Richard ouvrit la bouche, puis la referma, hésitant.
"Tu es trop perspicace," marmonna-t-il.
Elizabeth pencha légèrement la tête, intriguée par ce changement de ton.
"Oh ?" fit-elle, croisant les bras en prenant un air faussement inquiet. "Ne me dis pas que c'est pire qu'une belle-mère tyrannique… Tu aurais signé un pacte avec le diable et il viendrait aujourd'hui réclamer son dû ?"
Richard esquissa un sourire en coin, mais son regard restait un brin soucieux. Il tapota le dossier du bout des doigts avant de répondre :
"Disons que si le diable portait des costumes hors de prix et négociait comme un prédateur financier, l'image ne serait pas si éloignée."
Elizabeth arqua un sourcil, puis s'installa sur le bord du bureau, bras croisés.
"Donc, un requin en costume. Laisse-moi deviner… Il a un sourire trop blanc, une poignée de main qui donne des sueurs froides, et une fâcheuse tendance à parler en sigles incompréhensibles ?"
Richard lâcha un rire bref, secouant la tête.
"Tu es terrifiante de justesse."
Elizabeth bomba légèrement le torse, faussement fière.
"C'est un don. Mais trêve de flatteries, dis-moi… Quelle est ta stratégie face à ce démon corporate ? Flamme sacrée, eau bénite ou simple diplomatie ?"
Richard haussa les épaules, avant de soupirer.
"Si seulement je pouvais l'exorciser à coups de sarcasme, tout serait plus simple."
Elizabeth lui donna une petite tape sur l'épaule, le regard pétillant.

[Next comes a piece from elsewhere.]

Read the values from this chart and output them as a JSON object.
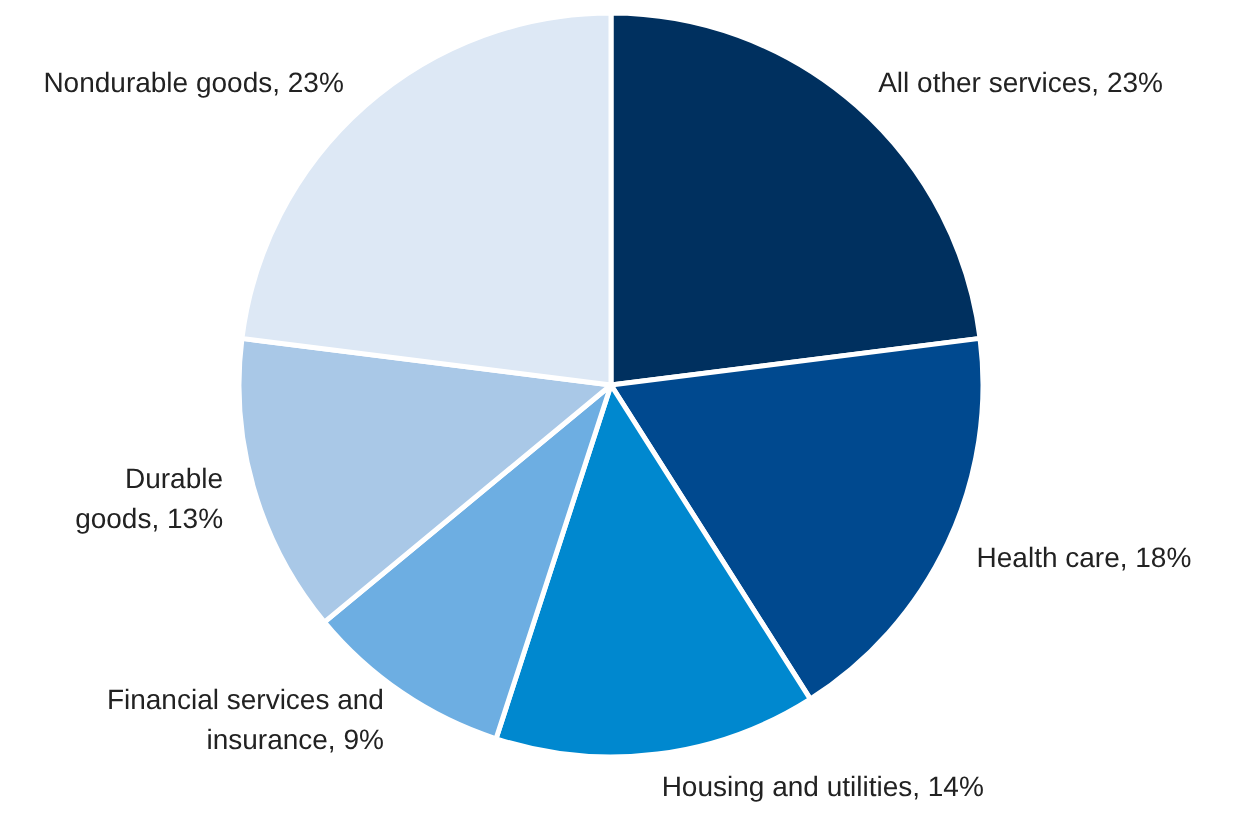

"Dans ce cas, je suis ravie de t'annoncer que tu as une arme fatale. Après tout, qui mieux que Richard Fitzwilliam pour terrasser un adversaire à coups de répliques cinglantes ?"

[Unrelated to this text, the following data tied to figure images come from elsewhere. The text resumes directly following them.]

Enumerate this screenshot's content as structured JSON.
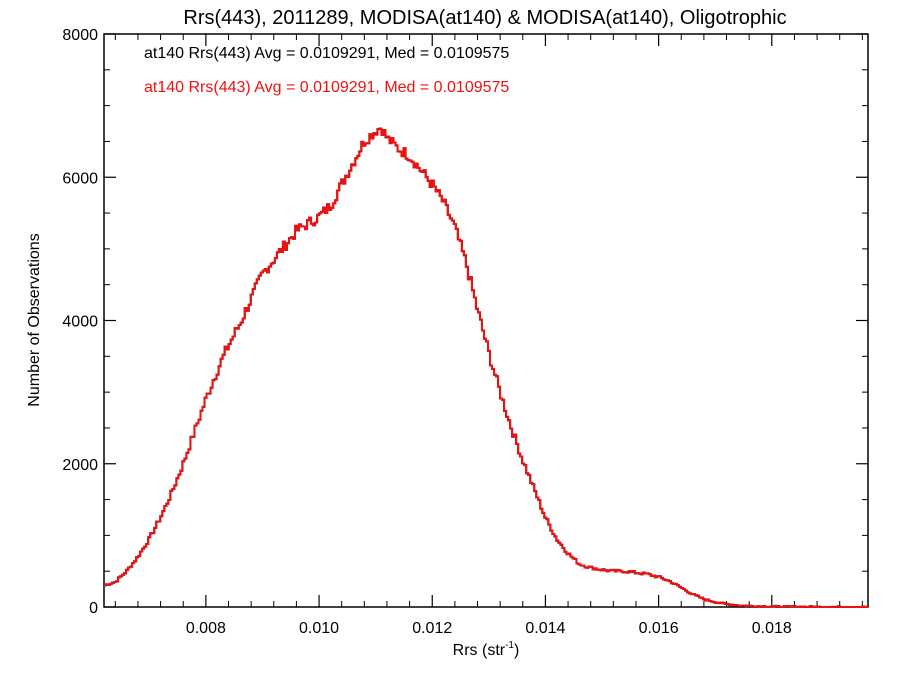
{
  "chart_data": {
    "type": "line",
    "title": "Rrs(443), 2011289, MODISA(at140) & MODISA(at140), Oligotrophic",
    "xlabel": "Rrs (str",
    "xlabel_sup": "-1",
    "xlabel_end": ")",
    "ylabel": "Number of Observations",
    "xlim": [
      0.0062,
      0.0197
    ],
    "ylim": [
      0,
      8000
    ],
    "xticks": [
      0.008,
      0.01,
      0.012,
      0.014,
      0.016,
      0.018
    ],
    "xtick_labels": [
      "0.008",
      "0.010",
      "0.012",
      "0.014",
      "0.016",
      "0.018"
    ],
    "yticks": [
      0,
      2000,
      4000,
      6000,
      8000
    ],
    "ytick_labels": [
      "0",
      "2000",
      "4000",
      "6000",
      "8000"
    ],
    "grid": false,
    "legend_placement": "top-left",
    "series": [
      {
        "name": "at140 Rrs(443) Avg = 0.0109291, Med = 0.0109575",
        "color": "#000000",
        "x": [
          0.0062,
          0.0064,
          0.0066,
          0.0068,
          0.007,
          0.0072,
          0.0074,
          0.0076,
          0.0078,
          0.008,
          0.0082,
          0.0084,
          0.0086,
          0.0088,
          0.009,
          0.0092,
          0.0094,
          0.0096,
          0.0098,
          0.01,
          0.0102,
          0.0104,
          0.0106,
          0.0108,
          0.011,
          0.0111,
          0.0112,
          0.0114,
          0.0116,
          0.0118,
          0.012,
          0.0122,
          0.0124,
          0.0126,
          0.0128,
          0.013,
          0.0132,
          0.0134,
          0.0136,
          0.0138,
          0.014,
          0.0142,
          0.0144,
          0.0146,
          0.0148,
          0.015,
          0.0152,
          0.0154,
          0.0156,
          0.0158,
          0.016,
          0.0162,
          0.0164,
          0.0166,
          0.0168,
          0.017,
          0.0172,
          0.0174,
          0.0176,
          0.0178,
          0.018,
          0.0182,
          0.0184,
          0.0186,
          0.0188,
          0.019,
          0.0192,
          0.0194,
          0.0197
        ],
        "y": [
          300,
          350,
          500,
          700,
          950,
          1250,
          1600,
          2000,
          2450,
          2900,
          3300,
          3650,
          3950,
          4300,
          4650,
          4850,
          5050,
          5250,
          5350,
          5450,
          5600,
          5900,
          6200,
          6500,
          6650,
          6700,
          6550,
          6400,
          6300,
          6100,
          5900,
          5650,
          5300,
          4800,
          4150,
          3550,
          3000,
          2500,
          2050,
          1650,
          1250,
          950,
          750,
          600,
          550,
          520,
          500,
          500,
          480,
          460,
          420,
          360,
          270,
          180,
          110,
          70,
          40,
          25,
          15,
          10,
          8,
          5,
          4,
          3,
          2,
          2,
          1,
          1,
          1
        ]
      },
      {
        "name": "at140 Rrs(443) Avg = 0.0109291, Med = 0.0109575",
        "color": "#ee1111",
        "x": [
          0.0062,
          0.0064,
          0.0066,
          0.0068,
          0.007,
          0.0072,
          0.0074,
          0.0076,
          0.0078,
          0.008,
          0.0082,
          0.0084,
          0.0086,
          0.0088,
          0.009,
          0.0092,
          0.0094,
          0.0096,
          0.0098,
          0.01,
          0.0102,
          0.0104,
          0.0106,
          0.0108,
          0.011,
          0.0111,
          0.0112,
          0.0114,
          0.0116,
          0.0118,
          0.012,
          0.0122,
          0.0124,
          0.0126,
          0.0128,
          0.013,
          0.0132,
          0.0134,
          0.0136,
          0.0138,
          0.014,
          0.0142,
          0.0144,
          0.0146,
          0.0148,
          0.015,
          0.0152,
          0.0154,
          0.0156,
          0.0158,
          0.016,
          0.0162,
          0.0164,
          0.0166,
          0.0168,
          0.017,
          0.0172,
          0.0174,
          0.0176,
          0.0178,
          0.018,
          0.0182,
          0.0184,
          0.0186,
          0.0188,
          0.019,
          0.0192,
          0.0194,
          0.0197
        ],
        "y": [
          300,
          350,
          500,
          700,
          950,
          1250,
          1600,
          2000,
          2450,
          2900,
          3300,
          3650,
          3950,
          4300,
          4650,
          4850,
          5050,
          5250,
          5350,
          5450,
          5600,
          5900,
          6200,
          6500,
          6650,
          6700,
          6550,
          6400,
          6300,
          6100,
          5900,
          5650,
          5300,
          4800,
          4150,
          3550,
          3000,
          2500,
          2050,
          1650,
          1250,
          950,
          750,
          600,
          550,
          520,
          500,
          500,
          480,
          460,
          420,
          360,
          270,
          180,
          110,
          70,
          40,
          25,
          15,
          10,
          8,
          5,
          4,
          3,
          2,
          2,
          1,
          1,
          1
        ]
      }
    ]
  }
}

Richard secoua la tête, amusé, avant de se redresser légèrement dans son fauteuil.
"Tu es trop confiante en mes talents, Elizabeth."
Elle haussa les épaules, faussement désinvolte.

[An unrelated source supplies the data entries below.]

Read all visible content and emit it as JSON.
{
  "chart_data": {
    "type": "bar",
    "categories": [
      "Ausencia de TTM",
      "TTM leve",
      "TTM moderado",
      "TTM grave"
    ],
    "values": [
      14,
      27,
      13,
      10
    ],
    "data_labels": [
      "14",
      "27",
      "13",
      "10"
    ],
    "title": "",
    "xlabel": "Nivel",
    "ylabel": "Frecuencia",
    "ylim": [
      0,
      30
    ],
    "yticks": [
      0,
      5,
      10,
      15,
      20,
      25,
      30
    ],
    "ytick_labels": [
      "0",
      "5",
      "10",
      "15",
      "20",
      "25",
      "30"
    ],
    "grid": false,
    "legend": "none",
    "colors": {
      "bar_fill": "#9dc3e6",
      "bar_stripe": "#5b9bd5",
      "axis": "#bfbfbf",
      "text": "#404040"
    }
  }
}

"Ou bien c'est toi qui manques de confiance. Allez, cesse de t'en faire, tu t'en sortiras haut la main. Et si jamais ce démon financier tente un coup bas…"
Elle attrapa un stylo sur le bureau et le brandit comme une arme.
"…je suis prête à le terrasser moi-même."
Richard éclata franchement de rire cette fois, secouant la tête.
"Rappelle moi de t'emmener à toutes mes négociations à l'avenir."
Elizabeth lui adressa un clin d'œil.
"Excellente idée. Et je double mes honoraires si l'adversaire a un sourire trop blanc."